Hutchins Hapgood writes a short plea for the preservation of the childish simplicity and contemplativeness of all of us, which the college career tends to destroy. He says: "A college course is useful primarily because it helps to retain-by virtue of its emphasizing influence-that element of genius in each man which he may possess; it helps each one of us to retain that simple interest in the world and its beauty, in things unconnected with ends, which may serve to rest and sooth us all through life and may keep for us that unconcern, that charming insouciance, which is the glory of the child and the artist."
The essay on "George Eliot's Theory of Realism," is very interesting, especially in its comparison with the theories of Mr. Howell's and the modern school. It is a thorough piece of work and well-done. The dozen pages which follow it are occupied by "Bifurcation," a difficult thing to classify. It is apparently a story with occasional suggestions of a plot but in reality it is a discussion, chiefly religious, which ends with a sermon.
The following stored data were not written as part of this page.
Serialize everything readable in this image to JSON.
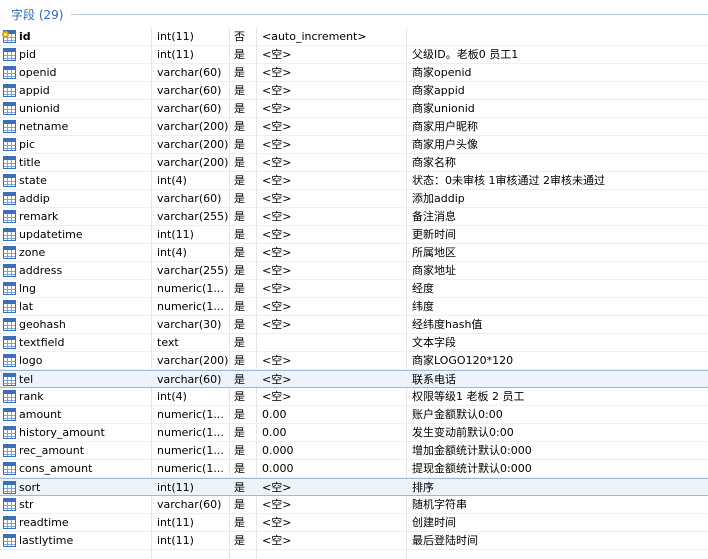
{
  "section": {
    "title": "字段 (29)"
  },
  "fields": [
    {
      "name": "id",
      "type": "int(11)",
      "nullable": "否",
      "default": "<auto_increment>",
      "comment": "",
      "primary": true
    },
    {
      "name": "pid",
      "type": "int(11)",
      "nullable": "是",
      "default": "<空>",
      "comment": "父级ID。老板0 员工1"
    },
    {
      "name": "openid",
      "type": "varchar(60)",
      "nullable": "是",
      "default": "<空>",
      "comment": "商家openid"
    },
    {
      "name": "appid",
      "type": "varchar(60)",
      "nullable": "是",
      "default": "<空>",
      "comment": "商家appid"
    },
    {
      "name": "unionid",
      "type": "varchar(60)",
      "nullable": "是",
      "default": "<空>",
      "comment": "商家unionid"
    },
    {
      "name": "netname",
      "type": "varchar(200)",
      "nullable": "是",
      "default": "<空>",
      "comment": "商家用户昵称"
    },
    {
      "name": "pic",
      "type": "varchar(200)",
      "nullable": "是",
      "default": "<空>",
      "comment": "商家用户头像"
    },
    {
      "name": "title",
      "type": "varchar(200)",
      "nullable": "是",
      "default": "<空>",
      "comment": "商家名称"
    },
    {
      "name": "state",
      "type": "int(4)",
      "nullable": "是",
      "default": "<空>",
      "comment": "状态：0未审核 1审核通过 2审核未通过"
    },
    {
      "name": "addip",
      "type": "varchar(60)",
      "nullable": "是",
      "default": "<空>",
      "comment": "添加addip"
    },
    {
      "name": "remark",
      "type": "varchar(255)",
      "nullable": "是",
      "default": "<空>",
      "comment": "备注消息"
    },
    {
      "name": "updatetime",
      "type": "int(11)",
      "nullable": "是",
      "default": "<空>",
      "comment": "更新时间"
    },
    {
      "name": "zone",
      "type": "int(4)",
      "nullable": "是",
      "default": "<空>",
      "comment": "所属地区"
    },
    {
      "name": "address",
      "type": "varchar(255)",
      "nullable": "是",
      "default": "<空>",
      "comment": "商家地址"
    },
    {
      "name": "lng",
      "type": "numeric(1...",
      "nullable": "是",
      "default": "<空>",
      "comment": "经度"
    },
    {
      "name": "lat",
      "type": "numeric(1...",
      "nullable": "是",
      "default": "<空>",
      "comment": "纬度"
    },
    {
      "name": "geohash",
      "type": "varchar(30)",
      "nullable": "是",
      "default": "<空>",
      "comment": "经纬度hash值"
    },
    {
      "name": "textfield",
      "type": "text",
      "nullable": "是",
      "default": "",
      "comment": "文本字段"
    },
    {
      "name": "logo",
      "type": "varchar(200)",
      "nullable": "是",
      "default": "<空>",
      "comment": "商家LOGO120*120"
    },
    {
      "name": "tel",
      "type": "varchar(60)",
      "nullable": "是",
      "default": "<空>",
      "comment": "联系电话",
      "selected": true
    },
    {
      "name": "rank",
      "type": "int(4)",
      "nullable": "是",
      "default": "<空>",
      "comment": "权限等级1 老板 2 员工"
    },
    {
      "name": "amount",
      "type": "numeric(1...",
      "nullable": "是",
      "default": "0.00",
      "comment": "账户金额默认0:00"
    },
    {
      "name": "history_amount",
      "type": "numeric(1...",
      "nullable": "是",
      "default": "0.00",
      "comment": "发生变动前默认0:00"
    },
    {
      "name": "rec_amount",
      "type": "numeric(1...",
      "nullable": "是",
      "default": "0.000",
      "comment": "增加金额统计默认0:000"
    },
    {
      "name": "cons_amount",
      "type": "numeric(1...",
      "nullable": "是",
      "default": "0.000",
      "comment": "提现金额统计默认0:000"
    },
    {
      "name": "sort",
      "type": "int(11)",
      "nullable": "是",
      "default": "<空>",
      "comment": "排序",
      "selected": true
    },
    {
      "name": "str",
      "type": "varchar(60)",
      "nullable": "是",
      "default": "<空>",
      "comment": "随机字符串"
    },
    {
      "name": "readtime",
      "type": "int(11)",
      "nullable": "是",
      "default": "<空>",
      "comment": "创建时间"
    },
    {
      "name": "lastlytime",
      "type": "int(11)",
      "nullable": "是",
      "default": "<空>",
      "comment": "最后登陆时间"
    }
  ],
  "icons": {
    "field": "table-field-icon",
    "primary_key": "key-icon"
  },
  "colors": {
    "accent": "#2a6bbf",
    "icon": "#3b6fb6",
    "selection": "#edf3fb"
  }
}
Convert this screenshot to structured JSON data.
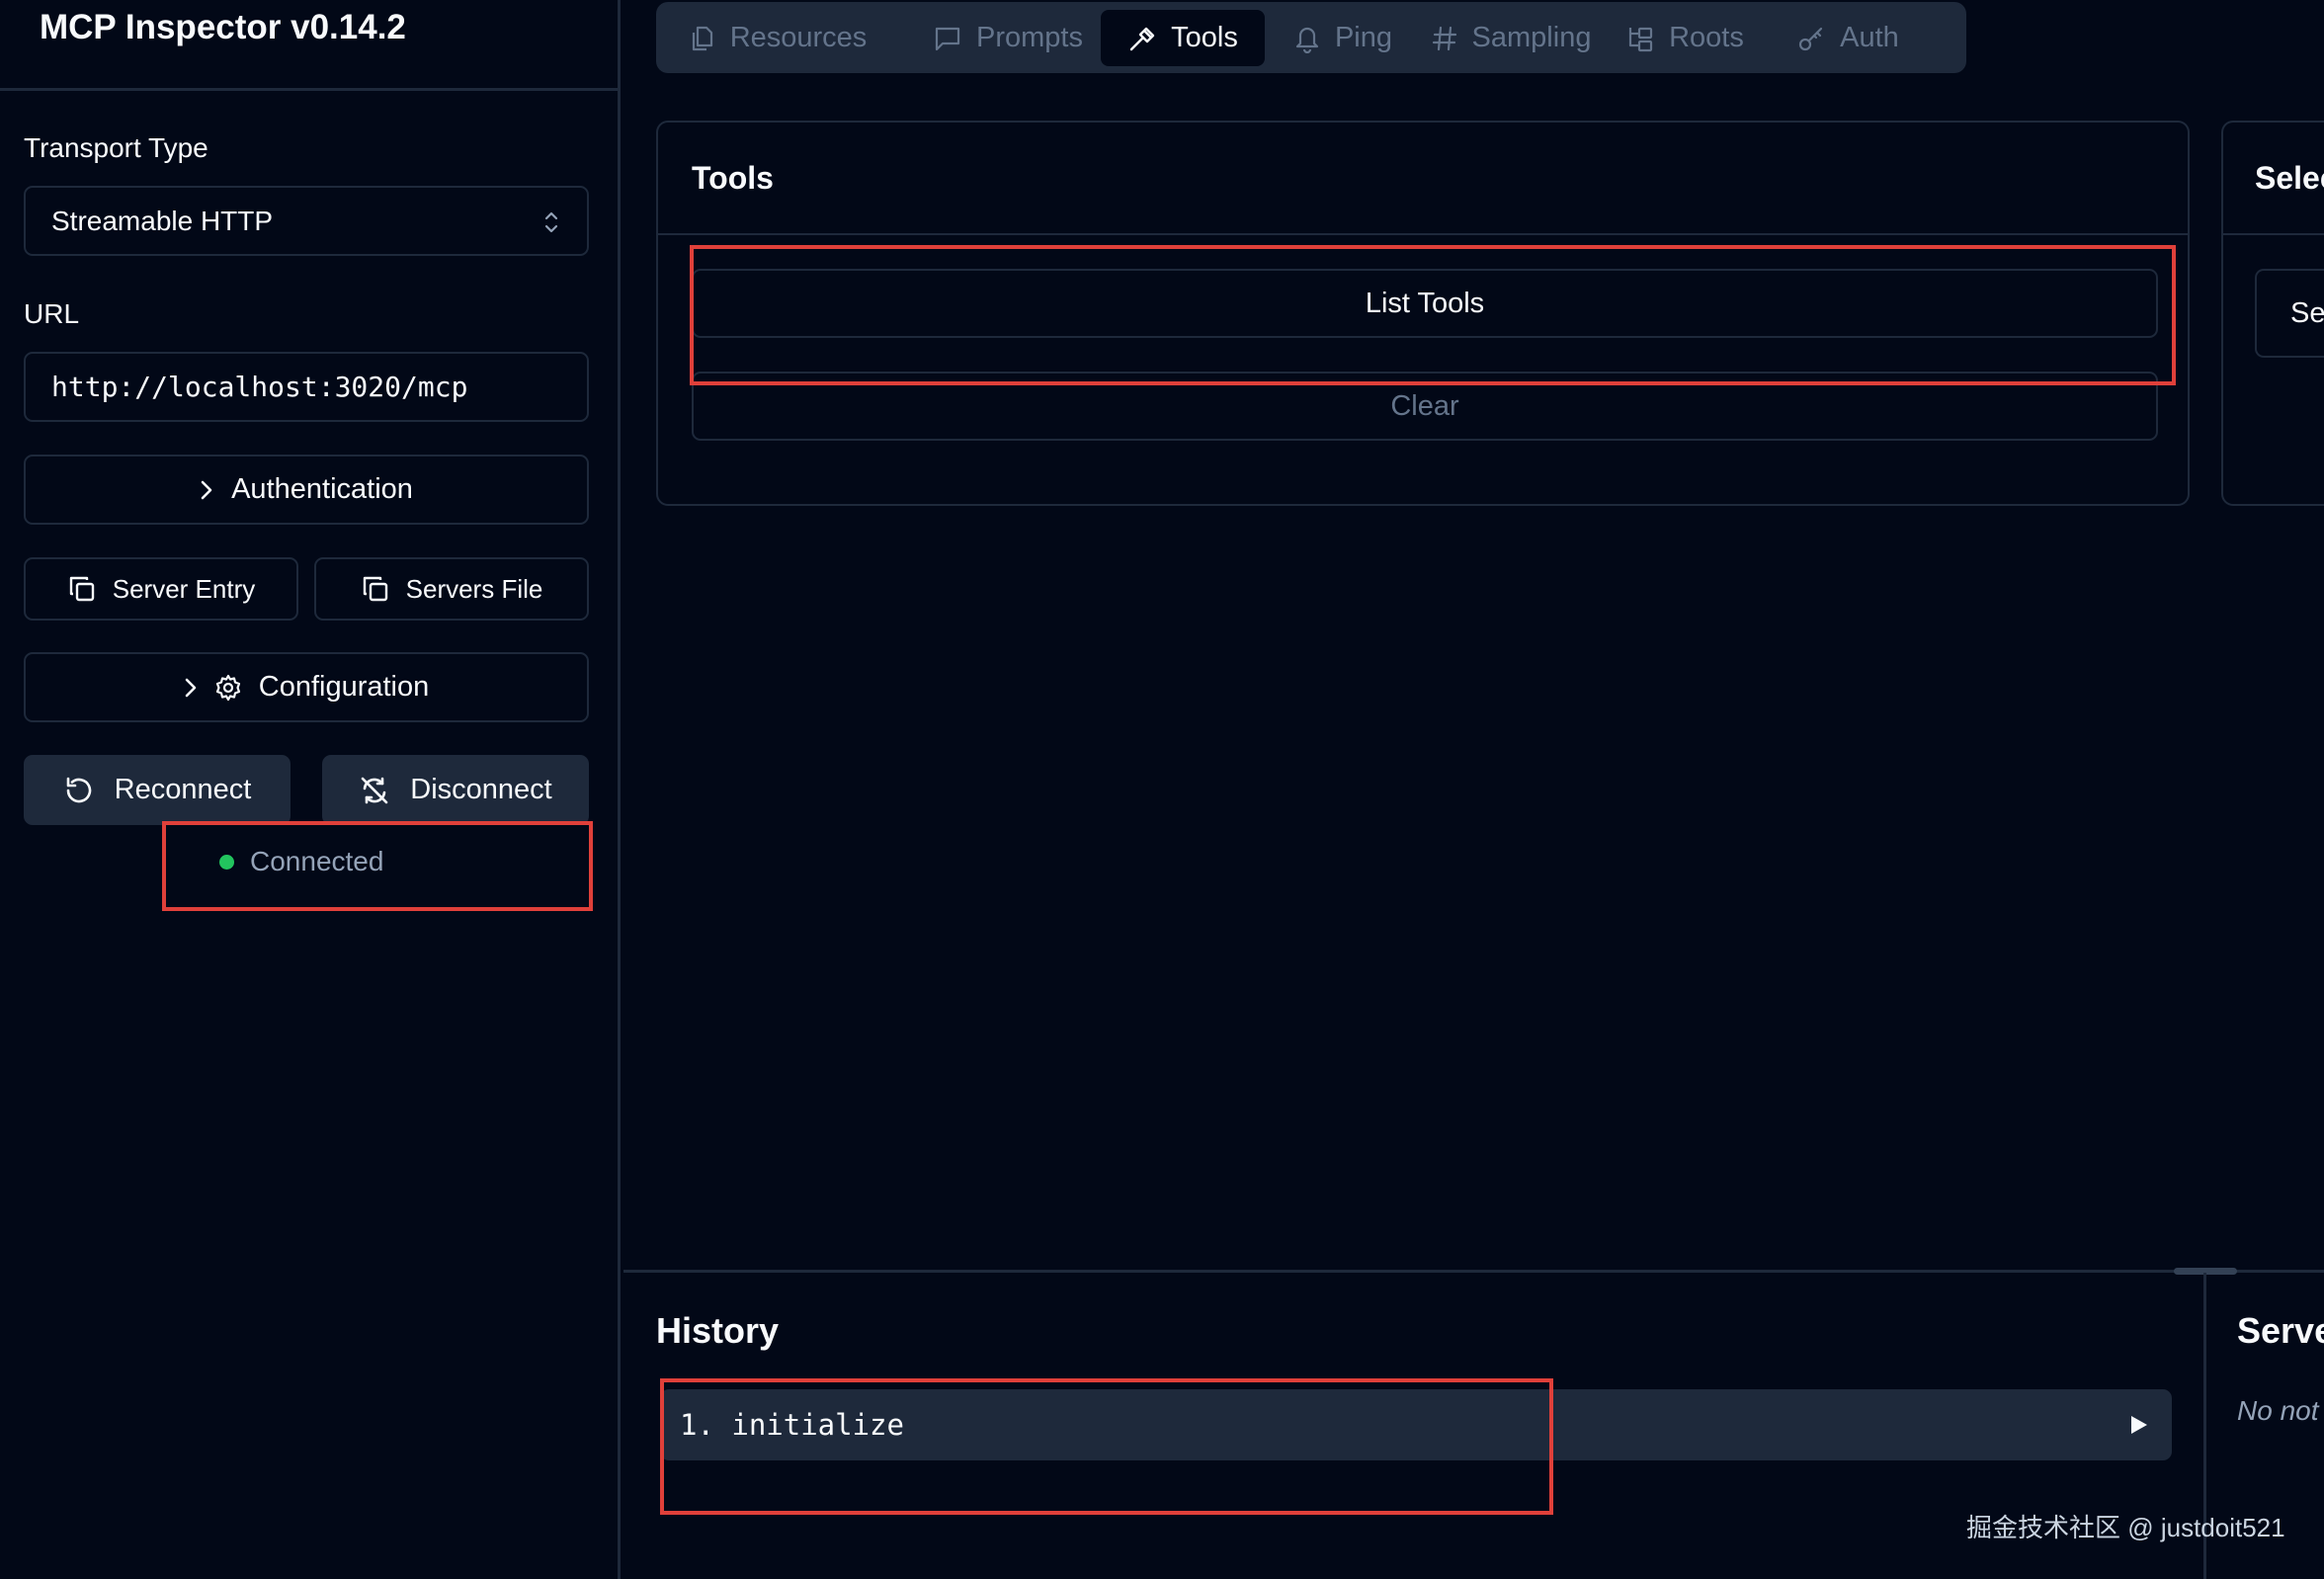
{
  "app": {
    "title": "MCP Inspector v0.14.2"
  },
  "sidebar": {
    "transport_label": "Transport Type",
    "transport_value": "Streamable HTTP",
    "url_label": "URL",
    "url_value": "http://localhost:3020/mcp",
    "authentication_label": "Authentication",
    "server_entry_label": "Server Entry",
    "servers_file_label": "Servers File",
    "configuration_label": "Configuration",
    "reconnect_label": "Reconnect",
    "disconnect_label": "Disconnect",
    "status_text": "Connected",
    "status_color": "#22c55e"
  },
  "tabs": [
    {
      "label": "Resources",
      "icon": "files-icon"
    },
    {
      "label": "Prompts",
      "icon": "message-square-icon"
    },
    {
      "label": "Tools",
      "icon": "hammer-icon",
      "active": true
    },
    {
      "label": "Ping",
      "icon": "bell-icon"
    },
    {
      "label": "Sampling",
      "icon": "hash-icon"
    },
    {
      "label": "Roots",
      "icon": "folder-tree-icon"
    },
    {
      "label": "Auth",
      "icon": "key-icon"
    }
  ],
  "tools_panel": {
    "title": "Tools",
    "list_button": "List Tools",
    "clear_button": "Clear"
  },
  "select_panel": {
    "title_partial": "Selec",
    "button_partial": "Se"
  },
  "history": {
    "title": "History",
    "items": [
      {
        "label": "1. initialize"
      }
    ]
  },
  "server_notifications": {
    "title_partial": "Serve",
    "empty_partial": "No not"
  },
  "watermark": "掘金技术社区 @ justdoit521",
  "colors": {
    "background": "#020817",
    "border": "#1e293b",
    "muted": "#64748b",
    "highlight": "#e0403a"
  }
}
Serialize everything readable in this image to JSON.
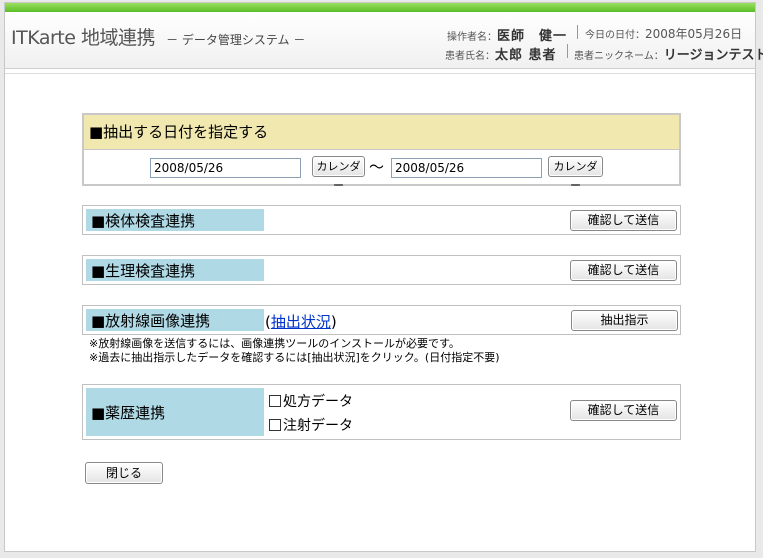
{
  "header": {
    "title": "ITKarte 地域連携",
    "subtitle": "－ データ管理システム －",
    "operator_label": "操作者名：",
    "operator_name": "医師　健一",
    "today_label": "今日の日付：",
    "today_value": "2008年05月26日",
    "patient_label": "患者氏名：",
    "patient_name": "太郎 患者",
    "nickname_label": "患者ニックネーム：",
    "nickname_value": "リージョンテスト"
  },
  "date_section": {
    "heading": "■抽出する日付を指定する",
    "from_value": "2008/05/26",
    "to_value": "2008/05/26",
    "calendar_label": "カレンダー",
    "separator": "～"
  },
  "sections": {
    "specimen": {
      "label": "■検体検査連携",
      "button": "確認して送信"
    },
    "physiology": {
      "label": "■生理検査連携",
      "button": "確認して送信"
    },
    "radiology": {
      "label": "■放射線画像連携",
      "paren_open": "(",
      "status_link": "抽出状況",
      "paren_close": ")",
      "button": "抽出指示"
    },
    "medication": {
      "label": "■薬歴連携",
      "options": [
        "処方データ",
        "注射データ"
      ],
      "button": "確認して送信"
    }
  },
  "notes": [
    "※放射線画像を送信するには、画像連携ツールのインストールが必要です。",
    "※過去に抽出指示したデータを確認するには[抽出状況]をクリック。(日付指定不要)"
  ],
  "close_button": "閉じる"
}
There are two characters in it-one a minister-that would do good to the heart of a lover of complexity; the other a New York girl who thinks. The story is full of ideas but they are not well arranged and the ending is unsatisfactory.
"A Pound of Tea," is a pleasing little thing, well told on the whole and entertaining.
The most noteworthy verse of the number is W. F. Herrick's "Translation of Horace, Ode XVI, Book III," which won the Sargent Prize for 1892.
The one editorial is quite to the point. Its sentiment is one which we believe the whole University can sympathize with. One paragraph is well worth quoting:
"The point most desired to be emphasized is that a board which will grant a student an A. B. in three years, and, at the same time refuse another student an A. M. in four years, is in its action glaringly inconsistent."